Nineteen Touched By No. 19

John Unitas 1933 - 2002

October 20, 2002|By Paul McMullen | Paul McMullen,Sun Staff

Unitas expert

Terry Musolf

Musolf grew up in Green Bay Packers country and still makes his home in Madison, Wis., but he is the authority on Unitas' legacy. His research and record-keeping has corrected statistical errors that had been perpetuated by the Colts and the NFL. His hobby began in 1957, when he was 11 and became mesmerized by a Colts-Packers game on his uncle's television.

"I've always been fascinated my mathematics, and I began to chart games, still do," Musolf said. "I subscribed to The News American for six months a year from 1961 to '83, got it in the mail three days late. I started writing to the Colts in 1959.

"I can't stand it when a number is wrong, and I would double- and triple-check their media guide every year. I was on the phone in 1961 with Herb Wright, the PR director, discussing a stat that I felt was incorrect. He asked if I would like to talk to John, and passed the phone to him. I couldn't speak for two minutes. Finally, I told him he was the greatest football player ever. He laughed and said, 'I haven't played long enough.' "

Nervous pupil

Eddie Hinton

The recipient of the last touchdown pass thrown by Unitas in Baltimore, Hinton doesn't consider their most vivid connection to be the simple crossing pattern that he converted into a 63-yard score on Dec. 3, 1972.

Hinton had been a star back at Oklahoma and had a rocky adjustment to wide receiver. The Colts won Super Bowl V in his second season with them, in 1970, but it was a trying year for Unitas. Three days after Thanksgiving, he rallied the Colts from a 17-0 deficit for a 21-20 win over Chicago despite five interceptions and a jittery Hinton, who had two drops on the Colts' second touchdown drive.

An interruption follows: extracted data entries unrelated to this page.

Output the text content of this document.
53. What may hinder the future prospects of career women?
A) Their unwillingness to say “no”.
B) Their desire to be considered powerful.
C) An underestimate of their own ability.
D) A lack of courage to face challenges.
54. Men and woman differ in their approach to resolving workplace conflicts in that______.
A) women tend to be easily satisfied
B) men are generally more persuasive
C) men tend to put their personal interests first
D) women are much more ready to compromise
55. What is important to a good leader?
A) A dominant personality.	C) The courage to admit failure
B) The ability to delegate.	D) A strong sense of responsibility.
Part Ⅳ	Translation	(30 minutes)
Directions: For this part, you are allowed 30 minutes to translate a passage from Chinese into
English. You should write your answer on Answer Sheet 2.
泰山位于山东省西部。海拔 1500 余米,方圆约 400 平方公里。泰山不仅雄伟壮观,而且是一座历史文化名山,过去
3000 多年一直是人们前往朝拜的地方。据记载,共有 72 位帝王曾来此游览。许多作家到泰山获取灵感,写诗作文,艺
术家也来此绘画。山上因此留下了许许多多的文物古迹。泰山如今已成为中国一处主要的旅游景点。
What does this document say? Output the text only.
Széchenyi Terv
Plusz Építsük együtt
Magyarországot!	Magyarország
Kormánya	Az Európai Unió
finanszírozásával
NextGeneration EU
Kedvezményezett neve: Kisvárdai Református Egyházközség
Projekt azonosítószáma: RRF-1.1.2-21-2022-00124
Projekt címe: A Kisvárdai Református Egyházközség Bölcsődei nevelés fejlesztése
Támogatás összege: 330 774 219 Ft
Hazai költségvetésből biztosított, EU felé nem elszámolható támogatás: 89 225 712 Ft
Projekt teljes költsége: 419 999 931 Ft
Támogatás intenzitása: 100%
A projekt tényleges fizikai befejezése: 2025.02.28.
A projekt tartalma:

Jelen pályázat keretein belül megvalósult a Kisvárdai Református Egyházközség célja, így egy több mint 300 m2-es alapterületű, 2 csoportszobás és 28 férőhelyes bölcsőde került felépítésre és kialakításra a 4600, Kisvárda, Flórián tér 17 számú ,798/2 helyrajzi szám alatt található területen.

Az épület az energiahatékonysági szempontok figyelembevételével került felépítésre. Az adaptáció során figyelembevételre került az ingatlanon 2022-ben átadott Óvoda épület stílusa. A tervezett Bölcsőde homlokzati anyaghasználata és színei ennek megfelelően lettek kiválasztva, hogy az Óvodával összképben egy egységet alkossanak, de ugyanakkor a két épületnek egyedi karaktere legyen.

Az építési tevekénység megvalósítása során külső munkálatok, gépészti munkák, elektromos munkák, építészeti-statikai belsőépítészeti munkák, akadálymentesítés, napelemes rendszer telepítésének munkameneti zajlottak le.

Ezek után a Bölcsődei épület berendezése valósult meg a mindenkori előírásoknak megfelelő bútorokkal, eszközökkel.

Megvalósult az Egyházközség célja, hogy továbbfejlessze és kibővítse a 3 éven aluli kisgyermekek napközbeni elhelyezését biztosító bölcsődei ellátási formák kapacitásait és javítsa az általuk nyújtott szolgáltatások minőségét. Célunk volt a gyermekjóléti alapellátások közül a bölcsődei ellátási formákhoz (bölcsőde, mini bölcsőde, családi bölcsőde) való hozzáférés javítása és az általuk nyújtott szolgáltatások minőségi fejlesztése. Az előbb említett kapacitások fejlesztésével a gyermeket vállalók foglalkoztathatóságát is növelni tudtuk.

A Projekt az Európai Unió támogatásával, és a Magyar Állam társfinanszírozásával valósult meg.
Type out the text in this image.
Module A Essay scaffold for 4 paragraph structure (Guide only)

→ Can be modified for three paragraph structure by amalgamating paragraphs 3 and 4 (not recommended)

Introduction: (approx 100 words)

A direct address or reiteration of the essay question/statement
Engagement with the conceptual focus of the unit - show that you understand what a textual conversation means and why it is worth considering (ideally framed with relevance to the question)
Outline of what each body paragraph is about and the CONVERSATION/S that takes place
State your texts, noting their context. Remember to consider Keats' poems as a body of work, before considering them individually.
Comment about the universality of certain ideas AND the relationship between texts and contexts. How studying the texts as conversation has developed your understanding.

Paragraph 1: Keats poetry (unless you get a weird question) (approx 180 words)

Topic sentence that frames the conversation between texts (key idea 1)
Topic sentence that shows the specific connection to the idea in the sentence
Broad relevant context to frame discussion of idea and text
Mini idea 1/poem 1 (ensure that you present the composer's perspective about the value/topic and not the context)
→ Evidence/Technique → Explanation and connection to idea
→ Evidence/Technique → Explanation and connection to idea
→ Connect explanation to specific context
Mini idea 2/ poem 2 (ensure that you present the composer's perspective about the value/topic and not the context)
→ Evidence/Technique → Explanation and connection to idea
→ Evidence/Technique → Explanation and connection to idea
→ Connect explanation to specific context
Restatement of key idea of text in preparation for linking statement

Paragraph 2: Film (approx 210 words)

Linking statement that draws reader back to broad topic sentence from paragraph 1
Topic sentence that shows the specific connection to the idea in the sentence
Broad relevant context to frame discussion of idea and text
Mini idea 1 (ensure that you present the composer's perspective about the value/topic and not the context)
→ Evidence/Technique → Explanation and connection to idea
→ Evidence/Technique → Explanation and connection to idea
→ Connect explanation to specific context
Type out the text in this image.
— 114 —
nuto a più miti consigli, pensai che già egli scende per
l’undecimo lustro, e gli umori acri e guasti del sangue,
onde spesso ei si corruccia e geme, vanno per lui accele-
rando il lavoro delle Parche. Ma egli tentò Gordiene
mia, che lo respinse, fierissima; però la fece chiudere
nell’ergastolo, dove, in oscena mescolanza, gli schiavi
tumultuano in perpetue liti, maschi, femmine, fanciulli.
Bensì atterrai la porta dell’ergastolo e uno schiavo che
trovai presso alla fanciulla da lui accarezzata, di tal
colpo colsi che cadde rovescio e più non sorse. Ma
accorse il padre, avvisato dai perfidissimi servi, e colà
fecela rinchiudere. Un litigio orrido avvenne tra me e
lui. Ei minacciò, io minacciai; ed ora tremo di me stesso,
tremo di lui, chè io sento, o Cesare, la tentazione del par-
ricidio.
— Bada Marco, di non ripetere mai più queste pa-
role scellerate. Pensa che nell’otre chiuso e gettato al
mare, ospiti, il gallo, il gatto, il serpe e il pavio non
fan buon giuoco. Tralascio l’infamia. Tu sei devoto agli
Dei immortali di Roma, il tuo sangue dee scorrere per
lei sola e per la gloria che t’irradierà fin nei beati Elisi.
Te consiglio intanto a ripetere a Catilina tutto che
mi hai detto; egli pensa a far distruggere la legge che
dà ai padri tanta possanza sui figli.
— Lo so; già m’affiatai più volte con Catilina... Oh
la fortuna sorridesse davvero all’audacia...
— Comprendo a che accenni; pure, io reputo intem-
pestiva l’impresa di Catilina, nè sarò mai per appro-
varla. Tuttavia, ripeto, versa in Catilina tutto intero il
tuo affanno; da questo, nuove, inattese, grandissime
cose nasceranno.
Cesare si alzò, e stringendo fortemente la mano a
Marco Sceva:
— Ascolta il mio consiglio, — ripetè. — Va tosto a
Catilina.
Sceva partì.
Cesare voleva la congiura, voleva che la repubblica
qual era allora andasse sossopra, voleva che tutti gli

"John was always Mr. Unitas to me," said Hinton, who named his Texas real estate company Colts Development. "In that drive, John threw a perfect pass, and I dropped it between my legs. He called the same play, a 15-yard curl, and I dropped another perfect pass. On fourth down, he waves off the field-goal unit. He calls my number, and I made a one-handed catch on the sideline for a first down at the Bears' 7. We score, and I am emotionally distraught. I said, 'Mr. Unitas, why did you go to me a third time?' He said, 'Because I knew you were going to catch the damned ball.' "

Awe-struck schoolboy

Dick Jerardi

Jerardi has worked a thousand locker rooms and big events as a sports reporter for the Philadelphia Daily News. Four decades ago, when he was in the seventh or eighth grade at Cathedral School, he still placed his sporting heroes on a pedestal, and he had a difficult time comprehending the driver who pulled over as he hitch-hiked his way north on Charles Street.

"In my memory, a blue Lincoln pulled over," Jerardi said. "Everything's bigger when you're a kid, but it definitely was not a compact. The driver motioned me into the car, and I looked in and said to myself, 'That's Johnny Unitas.' He gave me a pleasant smile, and I was too stunned to speak. He knew that I knew who he was, and he knew I was petrified. He humored me for a few miles, until I had the presence of mind to ask him to let me off near my neighborhood. I ran home and told my brothers about it, but I'm not sure any of them believed me."


Cameron C. Snyder

Snyder, 86, first covered pro football for The Sun in 1950 and reported on Unitas' entire career in Baltimore. On the beat in 1956, he eyed a skinny quarterback prospect and thought, "No wonder Pittsburgh got rid of him." Just as modern newspapermen waited for comment from Cal Ripken Jr., Unitas unwound with some of the longest showers in the business. After one game Snyder got impatient, went searching and found Unitas under a shower head, being interviewed by John Steadman of the rival News-Post.

Snyder said that Unitas also cast a spell over Lou Michaels, a defensive end and place-kicker.

"Practices during training camp were labeled 'one beer' or 'two beer,' depending on the severity," Snyder said. "We were all down at Oz and Jenny's Pit [a Westminster tavern] after practice one day. Michaels, a huge, bear-like guy, could get nasty if he had one too many beers. Finally, John said, 'Lou, sit down and shut up.' I said, 'Oh, God, John's gonna have to fight him.' Then I looked over at Lou. He sat down and shut up. John was the boss."

Unlikely guest

Craig Kelley

Unitas scorned the Indianapolis Colts but had a soft spot for an employee of the Irsays. As a boy in New Orleans, Kelley idolized Unitas from the day his father brought home his autographed photo. The adulation grew as Kelley became a sports publicist, for none other than Indianapolis. When Unitas appeared at a 1997 fund-raiser in Richmond, Ind., Kelley offered to take him to the airport in Dayton, Ohio, 65 miles away.